Not only can Dee not count on the kindness of strangers, her own kinfolk can hardly be said to be generous in that department herself. Her wiry, inked, jangly-nerved uncle, known only as "Teardrop," (John Hawkes, superb as ever) at first irritably advises her to mind her own business, and throws a little cash her way. Everywhere she goes, she's advised by people with fewer and fewer teeth, or so it seems, that she ought not be poking around there. Do they know where her dad is? Is he, in fact, dead? Ree not only doesn't take "no" for an answer, she's a first-rate amateur detective: taken to the place where someone's trying to convince her that her dad was killed in a fire at mere days before, she takes one look at the weeds springing from what should be parched ground and makes no bones about telling her guide that he's full of shit. That kind of attitude is going to get this girl in some trouble, to be sure.
It is in fact the way she seems to almost court trouble that makes this character a whole lot more than a rural plaster saint. Playing against her super-model good looks (which have been rhapsodized about in not-unexpected corners), Jennifer Lawrence convinces with every step as she plays Ree as resourceful (and boy, is she ever, the way she teaches her younger sister and brother to not just hunt but to skin and cook...ugh...squirrel), thoroughly ballsy, and almost exasperatingly heedless. (Viewers who know her only from her work on...wait for it...The Bill Engvall Show will be thoroughly surprised. But I do wonder how many people who watch The Bill Engvall Show will even be aware that this film exists.)

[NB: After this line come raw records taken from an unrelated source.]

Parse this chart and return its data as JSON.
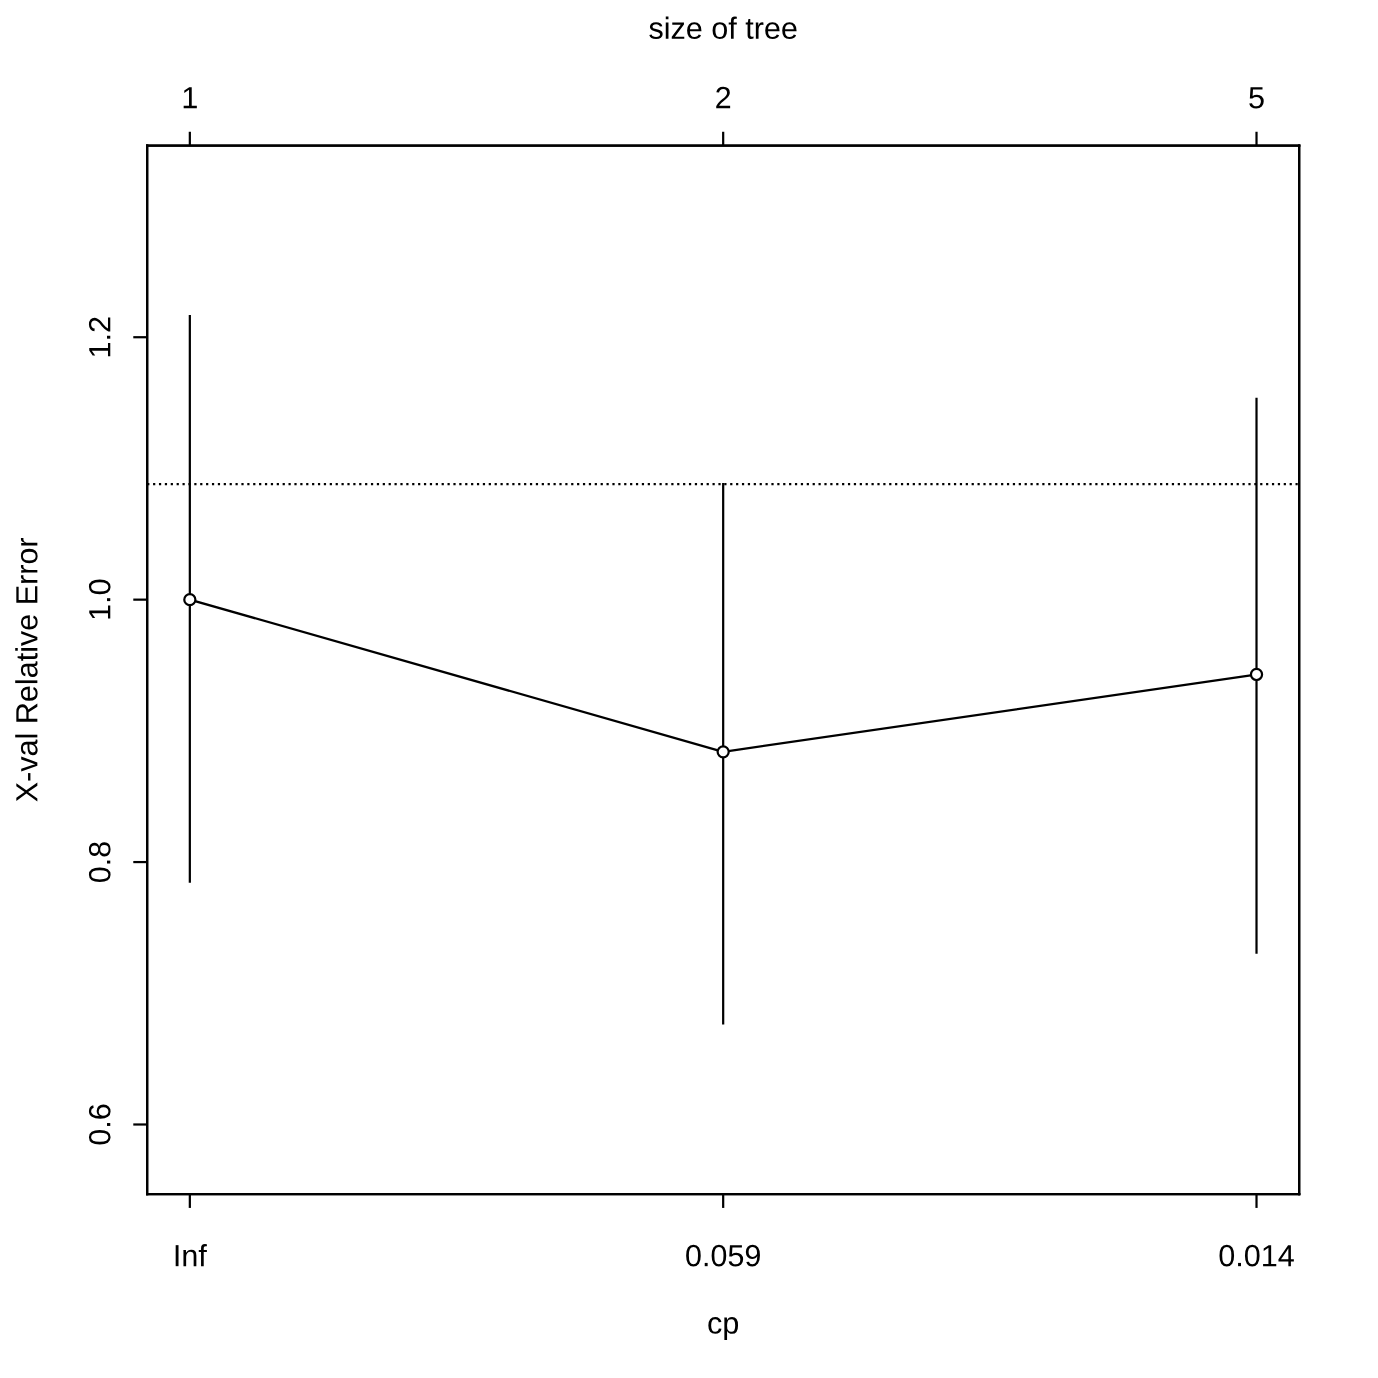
{
  "chart_data": {
    "type": "line",
    "xlabel": "cp",
    "ylabel": "X-val Relative Error",
    "x2label": "size of tree",
    "categories": [
      "Inf",
      "0.059",
      "0.014"
    ],
    "series": [
      {
        "color": "#000000",
        "values": [
          1.0,
          0.884,
          0.943
        ],
        "errors": [
          [
            0.785,
            1.216
          ],
          [
            0.677,
            1.088
          ],
          [
            0.731,
            1.153
          ]
        ]
      }
    ],
    "ylim": [
      0.547,
      1.346
    ],
    "yticks": [
      0.6,
      0.8,
      {
        "value": 1,
        "label": "1.0"
      },
      1.2
    ],
    "annotations": [
      "1",
      "2",
      "5"
    ],
    "ref_lines": [
      {
        "axis": "y",
        "value": 1.088,
        "line_style": "dotted",
        "color": "#000000"
      }
    ],
    "marker": "circle",
    "line_style": "solid"
  }
}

As wonderful and unforgettable as the character and the performance are, it's the film's depiction of the region that's truly scarring. Novelist Woodrell also wrote Woe To Live On, the Missouri-set CIvil War novel that formed the basis for Ang Lee's superb Ride With The Devil, and his work is known to be both deeply felt and deeply researched. Granik follows him onto his turf superbly. That economic deprivation is the root of all evil, the evil in this case being crystal meth manufacture, is stated plainly but hardly oversold here; and how this form of crime destroys families, and wears away at traditions and ways of life is put across in varied detailed scenes that seethe with immediacy and authenticity rather than dry didacticism. It's, how do you say, organic, and that quality is one of the things that makes this as far from being a "granola film" as you can imagine. (It's weird, I know, because granola is often organic itself. But you know...) The film opens in "selected markets," as they say, tomorrow, and I'd say it's well worth your time.